Katerina spent her school years shuttling between Greece and America but instead of disrupting her development, this frequent change of environment seems to have enhanced it. At the age of 16, while still in high school, she was accepted by the Michigan Technological University and completed her studies in three years. Then, with a scholarship from the USA National Institute of Sciences, she went to Cambridge for post-graduate studies and in 2005, at the tender age of 21, received her PhD from the University of Groningen, becoming the youngest person to get a doctorate in Holland.
Now researching at Harvard University, Katerina will shortly return to her native Greece. At the Aristotle University of Thessaloniki, her research work will be entitled: “Probing the micro-nano transition: Theoretical and experimental foundation, simulation and application.” In layman’s terms, this means she will explore the possibility of creating tiny lithium batteries that could be implanted in computer chips or directly into the head or heart of human patients.
At the moment, pacemakers for heart patients are cumbersome with their large batteries. Katerina’s tiny batteries could make the lives of these sufferers much more comfortable. In the brain, patients could also benefit from tiny batteries to re-energise damaged cells.
“We could all do with these brain batteries,” she giggles, showing her girlish sense of humour.
Katerina has been fortunate to have her talent recognised early and to have been given the opportunity to work with well known specialists. She has published joint papers with leading lights, including Professors John Willis of Cambridge, Jeff de Hosson of Groningen, John Dempsey of New York, Alexei Romanov from St Petersburg, Alfonso Ngan from Hong Kong, Steve Hackney from Michigan and also lecturer Avraam Constantinidis from Thessaloniki.
Professor Fotis Kafatos, President of the ERC, with a budget of €7.5 billion, was searching for young scientists for his Programme IDEAS. He described Katerina as “a very talented young female scientist, who not only earned her PhD at the age of 21 but also published several interesting papers in highly reputable scientific journals, such as the Journal of Mechanics and Physics, The Philosophical Magazine, Acta Materiala and the International Journal of Plasticity. In some sense, she is probably in a league of her own right now.”
Despite enjoying so much early recognition, Katerina keeps her feet firmly planted on the ground and those who know her say her success has not gone to her head. She says her ambition is to make Greece an international research centre for nanotechnology and to be as useful as possible to the community. “It’s my ambition to make people’s lives easier and happier that drives me forward,” she says with disarming innocence.

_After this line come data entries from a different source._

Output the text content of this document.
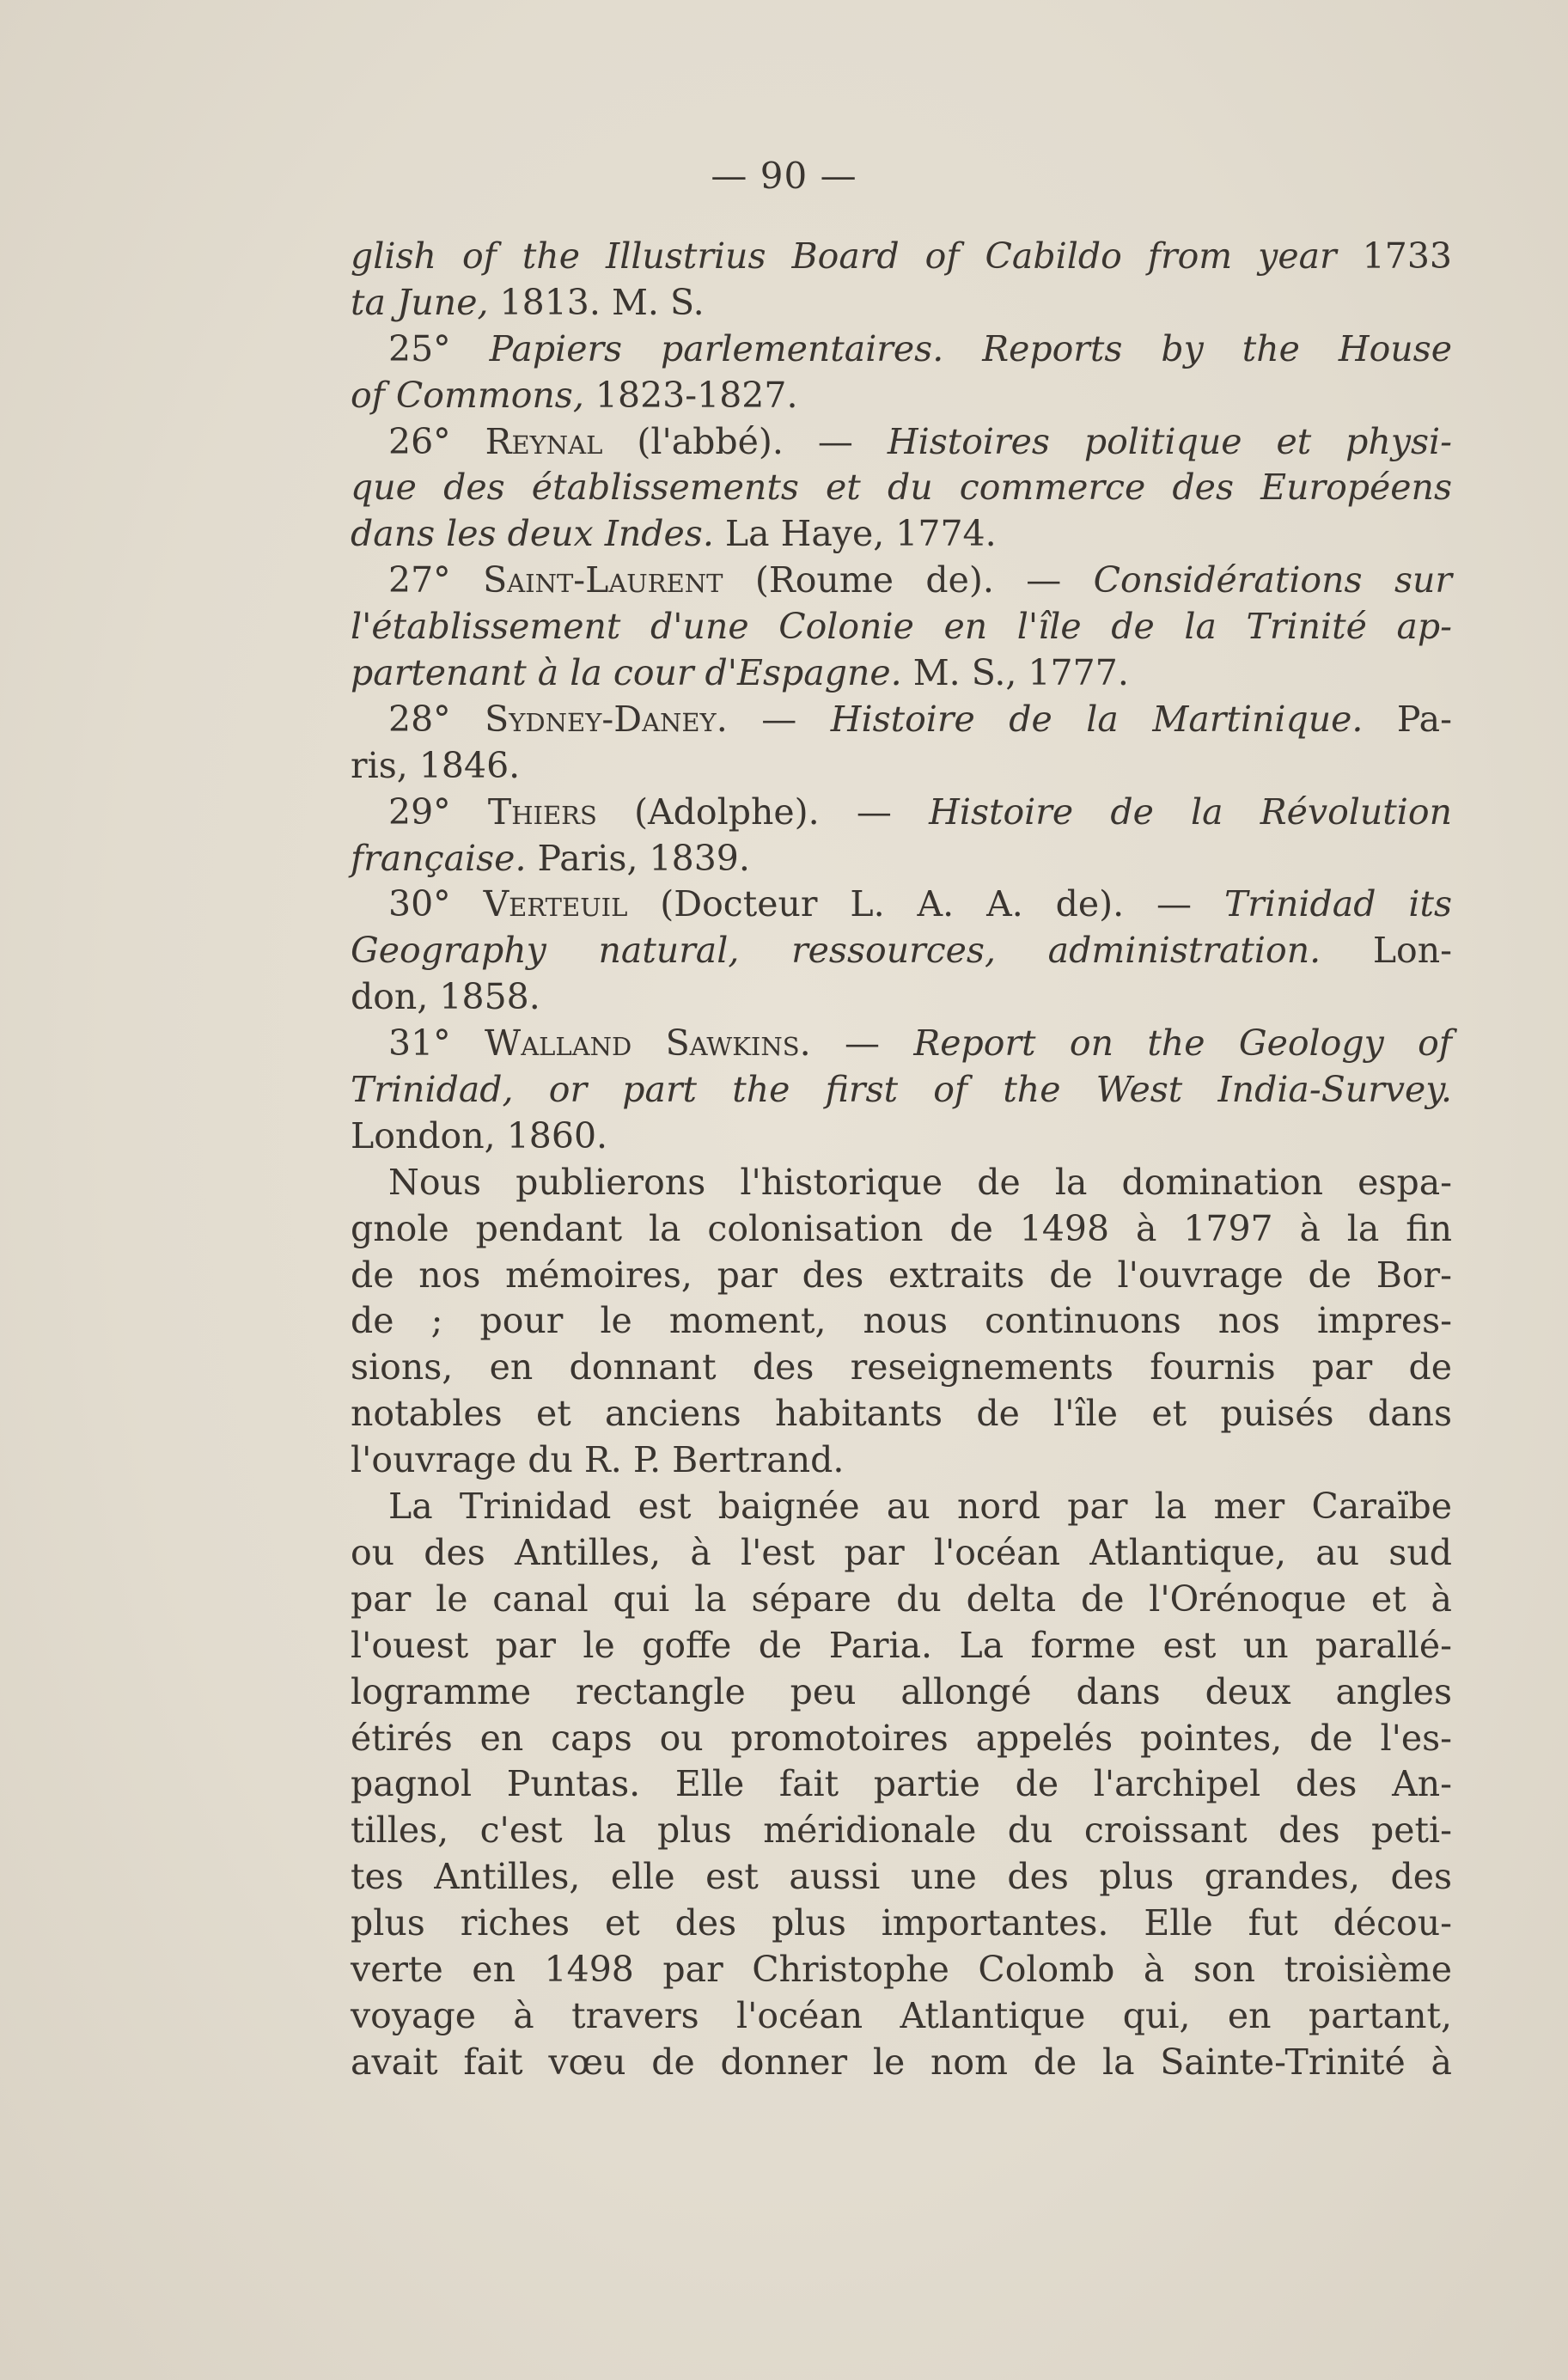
— 90 —
glish of the Illustrius Board of Cabildo from year 1733
ta June, 1813. M. S.
25° Papiers parlementaires. Reports by the House
of Commons, 1823-1827.
26° Reynal (l'abbé). — Histoires politique et physi-
que des établissements et du commerce des Européens
dans les deux Indes. La Haye, 1774.
27° Saint-Laurent (Roume de). — Considérations sur
l'établissement d'une Colonie en l'île de la Trinité ap-
partenant à la cour d'Espagne. M. S., 1777.
28° Sydney-Daney. — Histoire de la Martinique. Pa-
ris, 1846.
29° Thiers (Adolphe). — Histoire de la Révolution
française. Paris, 1839.
30° Verteuil (Docteur L. A. A. de). — Trinidad its
Geography natural, ressources, administration. Lon-
don, 1858.
31° Walland Sawkins. — Report on the Geology of
Trinidad, or part the first of the West India-Survey.
London, 1860.
Nous publierons l'historique de la domination espa-
gnole pendant la colonisation de 1498 à 1797 à la fin
de nos mémoires, par des extraits de l'ouvrage de Bor-
de ; pour le moment, nous continuons nos impres-
sions, en donnant des reseignements fournis par de
notables et anciens habitants de l'île et puisés dans
l'ouvrage du R. P. Bertrand.
La Trinidad est baignée au nord par la mer Caraïbe
ou des Antilles, à l'est par l'océan Atlantique, au sud
par le canal qui la sépare du delta de l'Orénoque et à
l'ouest par le goffe de Paria. La forme est un parallé-
logramme rectangle peu allongé dans deux angles
étirés en caps ou promotoires appelés pointes, de l'es-
pagnol Puntas. Elle fait partie de l'archipel des An-
tilles, c'est la plus méridionale du croissant des peti-
tes Antilles, elle est aussi une des plus grandes, des
plus riches et des plus importantes. Elle fut décou-
verte en 1498 par Christophe Colomb à son troisième
voyage à travers l'océan Atlantique qui, en partant,
avait fait vœu de donner le nom de la Sainte-Trinité à
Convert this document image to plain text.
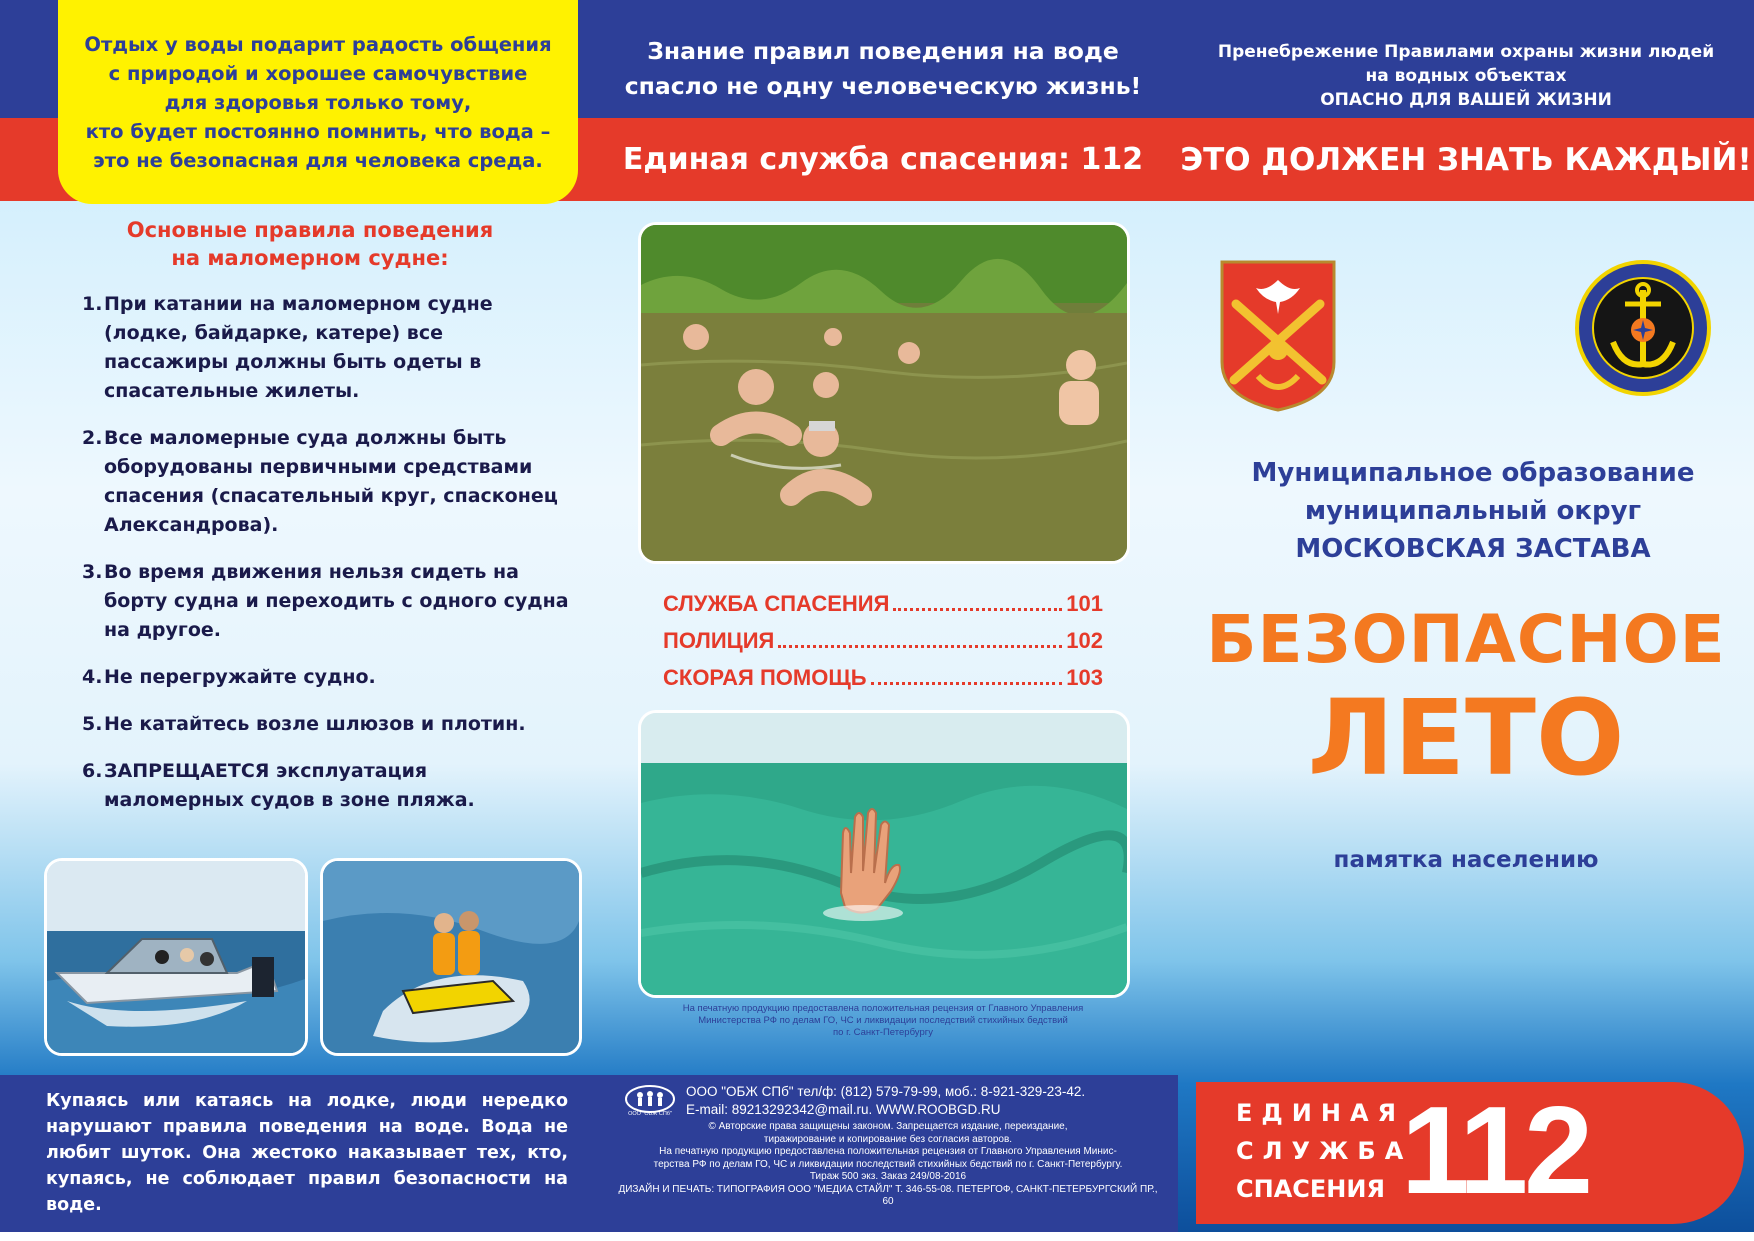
Отдых у воды подарит радость общения
с природой и хорошее самочувствие
для здоровья только тому,
кто будет постоянно помнить, что вода –
это не безопасная для человека среда.
Основные правила поведения
на маломерном судне:
1. При катании на маломерном судне (лодке, байдарке, катере) все пассажиры должны быть одеты в спасательные жилеты.
2. Все маломерные суда должны быть оборудованы первичными средствами спасения (спасательный круг, спасконец Александрова).
3. Во время движения нельзя сидеть на борту судна и переходить с одного судна на другое.
4. Не перегружайте судно.
5. Не катайтесь возле шлюзов и плотин.
6. ЗАПРЕЩАЕТСЯ эксплуатация маломерных судов в зоне пляжа.
Купаясь или катаясь на лодке, люди нередко нарушают правила поведения на воде. Вода не любит шуток. Она жестоко наказывает тех, кто, купаясь, не соблюдает правил безопасности на воде.
Знание правил поведения на воде
спасло не одну человеческую жизнь!
Единая служба спасения: 112
СЛУЖБА СПАСЕНИЯ	101
ПОЛИЦИЯ	102
СКОРАЯ ПОМОЩЬ	103
На печатную продукцию предоставлена положительная рецензия от Главного Управления
Министерства РФ по делам ГО, ЧС и ликвидации последствий стихийных бедствий
по г. Санкт-Петербургу
ООО "ОБЖ СПб"
ООО "ОБЖ СПб" тел/ф: (812) 579-79-99, моб.: 8-921-329-23-42.
E-mail: 89213292342@mail.ru. WWW.ROOBGD.RU
© Авторские права защищены законом. Запрещается издание, переиздание,
тиражирование и копирование без согласия авторов.
На печатную продукцию предоставлена положительная рецензия от Главного Управления Минис-
терства РФ по делам ГО, ЧС и ликвидации последствий стихийных бедствий по г. Санкт-Петербургу.
Тираж 500 экз. Заказ 249/08-2016
ДИЗАЙН И ПЕЧАТЬ: ТИПОГРАФИЯ ООО "МЕДИА СТАЙЛ" Т. 346-55-08. ПЕТЕРГОФ, САНКТ-ПЕТЕРБУРГСКИЙ ПР., 60
Пренебрежение Правилами охраны жизни людей
на водных объектах
ОПАСНО ДЛЯ ВАШЕЙ ЖИЗНИ
ЭТО ДОЛЖЕН ЗНАТЬ КАЖДЫЙ!
Муниципальное образование
муниципальный округ
МОСКОВСКАЯ ЗАСТАВА
БЕЗОПАСНОЕ
ЛЕТО
памятка населению
ЕДИНАЯ
СЛУЖБА
СПАСЕНИЯ 112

Asked if she expected her academic success to lead to riches, she says: “The last thing that interests me is the money. If I was interested in money, I would not have made my research public so everyone could share it. I would have taken it to the biomedical or car industry; kept it secret and let them exploit it. By publishing the research, I am sharing it with everyone and I hope this will be useful for the community.”
If clever parents have clever children and the home environment counts for something, then Katerina was destined to do well, if not become a wunderkind.
She grew up in what could be described as an intellectual hothouse. Her father, Elias Aifantis, is a professor of mechanics, her mother, Maria Bologianni, is an artist whose paintings hang in the Greek National Gallery and her brother Elias is a promising musician. She herself plays the piano and enjoys classical music and opera.
Avraam Constantinidis, a lecturer at the Aristotle University of Thessaloniki and a family friend, says: “I have known Katerina since 1996, when I became a postgraduate student, working for my PhD under her father’s supervision. Katerina grew up in her father’s environment, interacting with his students, his visitors and world-known scientists.
“Katerina has an interesting but complex personality. She is extremely fair and does not take advantage of other people. She believes deeply in God and the Greek tradition, all the way from classical Greece to the Hellenic and Byzantine periods, as well as Greek Orthodoxy. She has great respect for goodness.”